There may be some errors down here on the screen. If that's the case, what you need to do is you need to actually delete the App from the Simulator and run it again. The reason for this is if this App has been loaded before, and it did not have the database in it, and then you load the database in Xcode and run it in the Simulator, it may not actually replace the whole bundle in the Simulator. So you have to delete the bundle and load it again. It sounds complicated, but if you just follow these steps, it should work.

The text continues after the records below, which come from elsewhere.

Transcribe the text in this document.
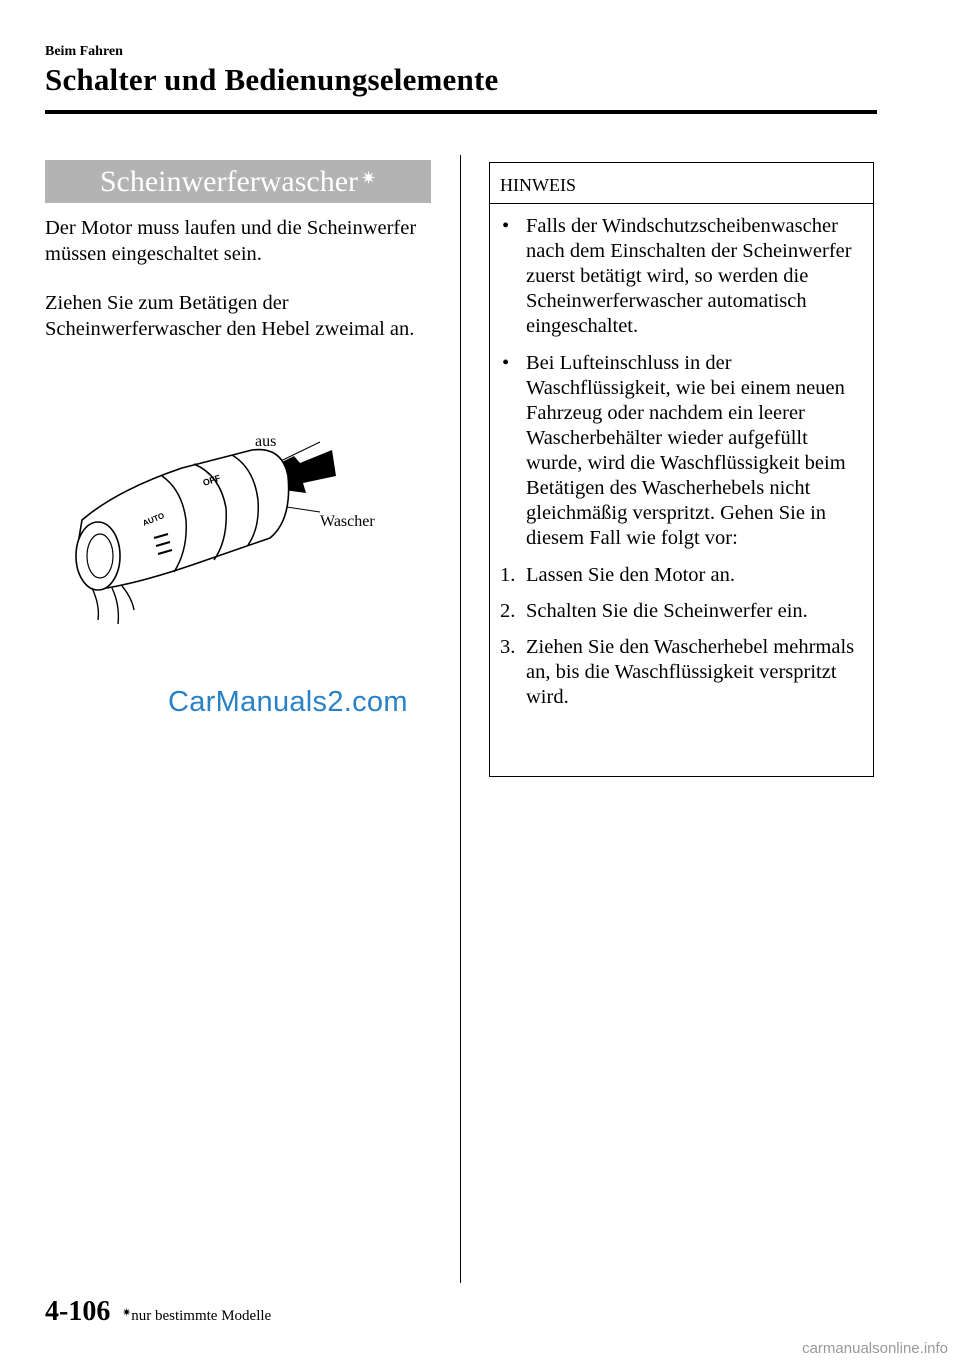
Beim Fahren
Schalter und Bedienungselemente
Scheinwerferwascher ✷

Der Motor muss laufen und die Scheinwerfer müssen eingeschaltet sein.

Ziehen Sie zum Betätigen der Scheinwerferwascher den Hebel zweimal an.

aus
Wascher
OFF
AUTO
CarManuals2.com
HINWEIS
• Falls der Windschutzscheibenwascher nach dem Einschalten der Scheinwerfer zuerst betätigt wird, so werden die Scheinwerferwascher automatisch eingeschaltet.
• Bei Lufteinschluss in der Waschflüssigkeit, wie bei einem neuen Fahrzeug oder nachdem ein leerer Wascherbehälter wieder aufgefüllt wurde, wird die Waschflüssigkeit beim Betätigen des Wascherhebels nicht gleichmäßig verspritzt. Gehen Sie in diesem Fall wie folgt vor:
1. Lassen Sie den Motor an.
2. Schalten Sie die Scheinwerfer ein.
3. Ziehen Sie den Wascherhebel mehrmals an, bis die Waschflüssigkeit verspritzt wird.
4-106 ✷nur bestimmte Modelle
carmanualsonline.info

The first thing I am going to do is I am going to select Xcode, press Command+Dot, and that will bring up this message Finished running Testbed on the Simulator. Let's switch back to the Simulator, I am going to click on Testbed here and hold it down, you notice that it does this little wobbly thing just like on your iPhone when you go to delete something. I am going to press the Delete, and I am going to actually delete that whole bundle. Because my Simulator is the small version because I have the small screen, there is no button, I happen to know that Command+Shift+H presses the Home button.
You see that the whole second page is gone now, because there is no App that goes there. You may have other Apps there, and that's fine. You just want to make sure deleting this one. Now I come back over here to Xcode. I have deleted the bundle off of the Simulator, and when I run it again, it is going to load up the correct bundle. You see that now we have the database. If you get that condition where it just shows the RSSDB version number, and it doesn't show any of the data that is probably because you've got an old version of the bundle on your Simulator that didn't have the database in it. You just delete that bundle, run it again from Xcode, and it should load up the correct bundle with the database in it.
Here, we are just displaying these rows from the database, and we're showing that our App Specific Interface is working. As we go through the rest of the application the rest of this course, we will be using and discussing more of the methods from this library. An App Specific Database Interface is a simple technique, and it is a powerful tool. As your apps get larger, this technique becomes more and more valuable. I find that it is almost always worth the effort.